Chissà se Giovanni D’Anzi, milanese di genitori pugliesi, che nel 1934 scrisse testo e musica di quello che è considerato l’inno di Milano, era milanista o interista?
Le mie ricerche su internet non hanno dato risposta all’interrogativo sul tifo dell’autore di O mia bela Madunina, non ho trovato nulla che riconducesse ai colori della bandiera da lui sventolati.
La famosa canzona del D’Anzi parla anche di fratellanza, ma diciamo la verità, tra interisti e milanisti, soprattutto il giorno del derby, non c’è traccia.

Ci chiamiamo, ci chiamano cugini, ma si sa, le peggiori lotte d’odio nascono in famiglia, e come (quasi) tutti sanno la storia di rivalità tra Inter e Milan nasce con la fondazione dei nerazzurri nel 1908 ad opera di un gruppo di soci dissidenti del club rossonero.
Parenti serpenti, più stretta è la parentela tra i litiganti, maggiore è l’accanimento reciproco.

Ho amici come me interisti che riversano il loro “odio calcistico” principalmente nei confronti dei bianconeri di Torino e da sempre mi chiedo il perché, è un po’ come se i supporters del Torino sentissero come primo nemico sportivo per esempio il Padova o l’Udinese.
La partita con la Juve è una partita più o meno come tante altre, quella con il Milan no. E’ come il Palio di Siena, chi vince è il padrone della città per sei mesi, tutto il resto non conta.

Nicola Berti, idolo dei tifosi della Beneamata della mia generazione, ha sempre raccontato che ai suoi tempi, alla fine degli anni ’80 inizio ’90, nelle settimane precedenti e in quelle appena successive al derby, se incontrava i giocatori del Milan nei locali milanesi, non li salutava.
Il derby è come quelle partite all’oratorio tra ragazzini di compagnie rivali, quelli più fighettoni contro quelli magari più sfigatelli: se non ci si prende a calci e a parolacce, non è partita vera.
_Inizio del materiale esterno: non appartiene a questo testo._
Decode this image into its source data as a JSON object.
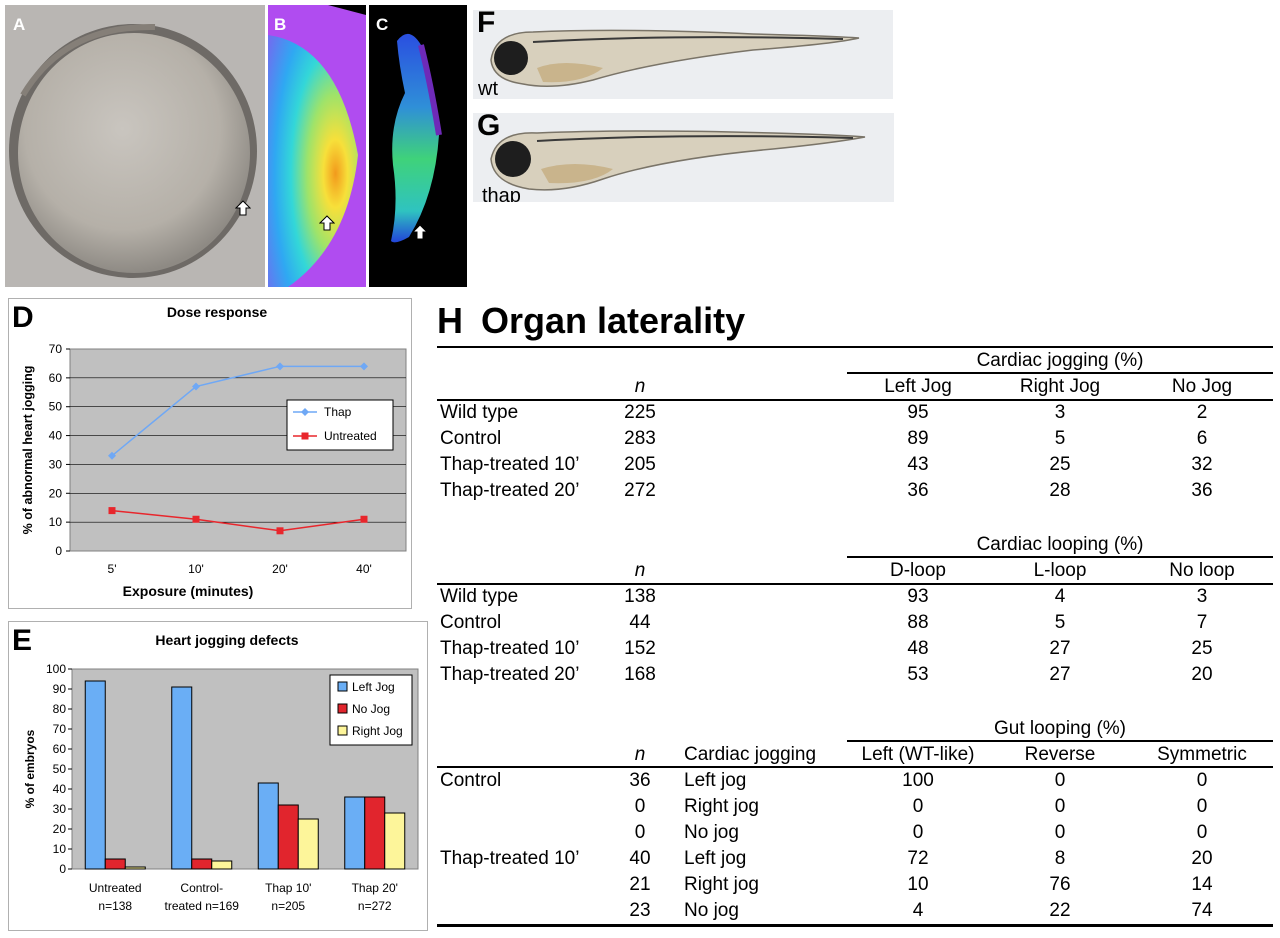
{
  "panels": {
    "a": "A",
    "b": "B",
    "c": "C",
    "d": "D",
    "e": "E",
    "f": "F",
    "g": "G",
    "h": "H"
  },
  "fish_labels": {
    "wt": "wt",
    "thap": "thap"
  },
  "colors": {
    "thap_line": "#6fa8f5",
    "untreated_line": "#e8262c",
    "bar_left_jog": "#6aaef5",
    "bar_no_jog": "#e1252d",
    "bar_right_jog": "#fdf59a",
    "plot_bg": "#c0c0c0"
  },
  "chart_data": [
    {
      "type": "line",
      "title": "Dose response",
      "xlabel": "Exposure (minutes)",
      "ylabel": "% of abnormal heart jogging",
      "categories": [
        "5'",
        "10'",
        "20'",
        "40'"
      ],
      "ylim": [
        0,
        70
      ],
      "yticks": [
        "0",
        "10",
        "20",
        "30",
        "40",
        "50",
        "60",
        "70"
      ],
      "legend_position": "right",
      "series": [
        {
          "name": "Thap",
          "values": [
            33,
            57,
            64,
            64
          ]
        },
        {
          "name": "Untreated",
          "values": [
            14,
            11,
            7,
            11
          ]
        }
      ]
    },
    {
      "type": "bar",
      "title": "Heart jogging defects",
      "xlabel": "",
      "ylabel": "% of embryos",
      "categories": [
        [
          "Untreated",
          "n=138"
        ],
        [
          "Control-",
          "treated n=169"
        ],
        [
          "Thap 10'",
          "n=205"
        ],
        [
          "Thap 20'",
          "n=272"
        ]
      ],
      "ylim": [
        0,
        100
      ],
      "yticks": [
        "0",
        "10",
        "20",
        "30",
        "40",
        "50",
        "60",
        "70",
        "80",
        "90",
        "100"
      ],
      "legend_position": "top-right",
      "series": [
        {
          "name": "Left Jog",
          "values": [
            94,
            91,
            43,
            36
          ]
        },
        {
          "name": "No Jog",
          "values": [
            5,
            5,
            32,
            36
          ]
        },
        {
          "name": "Right Jog",
          "values": [
            1,
            4,
            25,
            28
          ]
        }
      ]
    }
  ],
  "table_h": {
    "title": "Organ laterality",
    "jogging": {
      "group_header": "Cardiac jogging (%)",
      "n_header": "n",
      "columns": [
        "Left Jog",
        "Right Jog",
        "No Jog"
      ],
      "rows": [
        {
          "label": "Wild type",
          "n": "225",
          "values": [
            "95",
            "3",
            "2"
          ]
        },
        {
          "label": "Control",
          "n": "283",
          "values": [
            "89",
            "5",
            "6"
          ]
        },
        {
          "label": "Thap-treated 10’",
          "n": "205",
          "values": [
            "43",
            "25",
            "32"
          ]
        },
        {
          "label": "Thap-treated 20’",
          "n": "272",
          "values": [
            "36",
            "28",
            "36"
          ]
        }
      ]
    },
    "looping": {
      "group_header": "Cardiac looping (%)",
      "n_header": "n",
      "columns": [
        "D-loop",
        "L-loop",
        "No loop"
      ],
      "rows": [
        {
          "label": "Wild type",
          "n": "138",
          "values": [
            "93",
            "4",
            "3"
          ]
        },
        {
          "label": "Control",
          "n": "44",
          "values": [
            "88",
            "5",
            "7"
          ]
        },
        {
          "label": "Thap-treated 10’",
          "n": "152",
          "values": [
            "48",
            "27",
            "25"
          ]
        },
        {
          "label": "Thap-treated 20’",
          "n": "168",
          "values": [
            "53",
            "27",
            "20"
          ]
        }
      ]
    },
    "gut": {
      "group_header": "Gut looping (%)",
      "n_header": "n",
      "sub_header": "Cardiac jogging",
      "columns": [
        "Left (WT-like)",
        "Reverse",
        "Symmetric"
      ],
      "rows": [
        {
          "label": "Control",
          "n": "36",
          "jog": "Left jog",
          "values": [
            "100",
            "0",
            "0"
          ]
        },
        {
          "label": "",
          "n": "0",
          "jog": "Right jog",
          "values": [
            "0",
            "0",
            "0"
          ]
        },
        {
          "label": "",
          "n": "0",
          "jog": "No jog",
          "values": [
            "0",
            "0",
            "0"
          ]
        },
        {
          "label": "Thap-treated 10’",
          "n": "40",
          "jog": "Left jog",
          "values": [
            "72",
            "8",
            "20"
          ]
        },
        {
          "label": "",
          "n": "21",
          "jog": "Right jog",
          "values": [
            "10",
            "76",
            "14"
          ]
        },
        {
          "label": "",
          "n": "23",
          "jog": "No jog",
          "values": [
            "4",
            "22",
            "74"
          ]
        }
      ]
    }
  }
}
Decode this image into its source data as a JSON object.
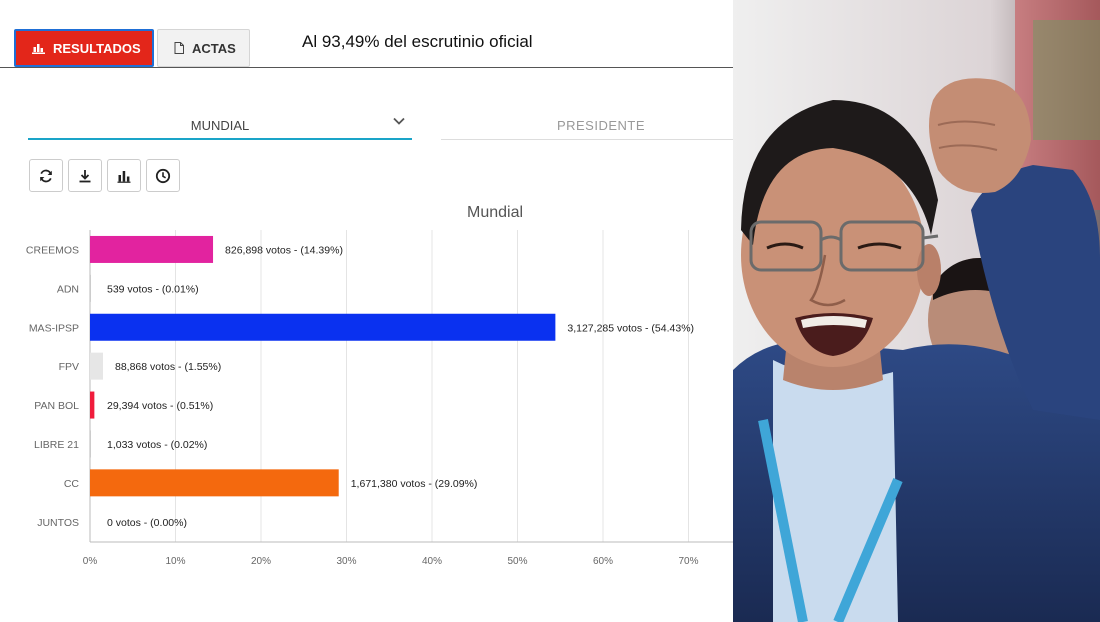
{
  "tabs": {
    "results_label": "RESULTADOS",
    "actas_label": "ACTAS"
  },
  "header": {
    "scrutiny_text": "Al 93,49% del escrutinio oficial"
  },
  "filters": {
    "region_value": "MUNDIAL",
    "office_value": "PRESIDENTE"
  },
  "toolbar": {
    "icons": [
      "refresh-icon",
      "download-icon",
      "bar-chart-icon",
      "clock-icon"
    ]
  },
  "chart_data": {
    "type": "bar",
    "orientation": "horizontal",
    "title": "Mundial",
    "categories": [
      "CREEMOS",
      "ADN",
      "MAS-IPSP",
      "FPV",
      "PAN BOL",
      "LIBRE 21",
      "CC",
      "JUNTOS"
    ],
    "values": [
      14.39,
      0.01,
      54.43,
      1.55,
      0.51,
      0.02,
      29.09,
      0.0
    ],
    "labels": [
      "826,898 votos - (14.39%)",
      "539 votos - (0.01%)",
      "3,127,285 votos - (54.43%)",
      "88,868 votos - (1.55%)",
      "29,394 votos - (0.51%)",
      "1,033 votos - (0.02%)",
      "1,671,380 votos - (29.09%)",
      "0 votos - (0.00%)"
    ],
    "colors": [
      "#e2239f",
      "#cccccc",
      "#0a31f0",
      "#e6e6e6",
      "#f01c3c",
      "#cccccc",
      "#f4690e",
      "#cccccc"
    ],
    "xticks": [
      "0%",
      "10%",
      "20%",
      "30%",
      "40%",
      "50%",
      "60%",
      "70%"
    ],
    "xlim": [
      0,
      80
    ],
    "grid": true
  },
  "photo": {
    "subject": "smiling man with raised fist, glasses, blue jacket and lanyard"
  }
}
Oggi, il giorno del derby della Madunina, a parte gli incivili sulle balaustre del secondo blu e verde che sputano e lanciano giù di tutto, si va allo stadio mano nella mano con il tifoso avversario.
I giocatori la sera prima e quella dopo vanno a cena insieme, e se io mi imbestialisco perché un ragazzotto arriva nel bar interista con la maglia del Milan (con sfottò compreso scritto a caratteri cubitali sulla parte posteriore), tutti mi guardano come se fossi matto.
Viviamo nell’ipocrita epoca del politicamente corretto, del tutti uguali, tutti amici, tutti fratelli, e ci vogliono imporre che anche chi indossa il rossonero è uguale a me che indosso il nerazzurro.

No signori, i colori esistono e per fortuna che esistono, altrimenti sarebbe un mondo in bianco e nero, e permettetemi una battuta, vista la condotta dei bianconeri della Continassa, meglio un mondo a colori, e che ognuno scelga e difenda il suo, se vuole rifiutando, senza violenza, quello degli altri.

Viva i tempi in cui Nicola Berti tirava le pallonate contro i giocatori del Milan durante il riscaldamento nella palestra condivisa di San Siro.
Viva quel giorno di primavera di fine maggio 1993, quando con un amico che guidava lo scooter siamo scappati tra le bancarelle della festa di paese sventolando la bandiera dell’Olympique Marseille, rincorsi da milanisti infuriati.

Viva il calcio vero, il tifo vero,
viva il derby della Madunina tuta d’ora e piscinina.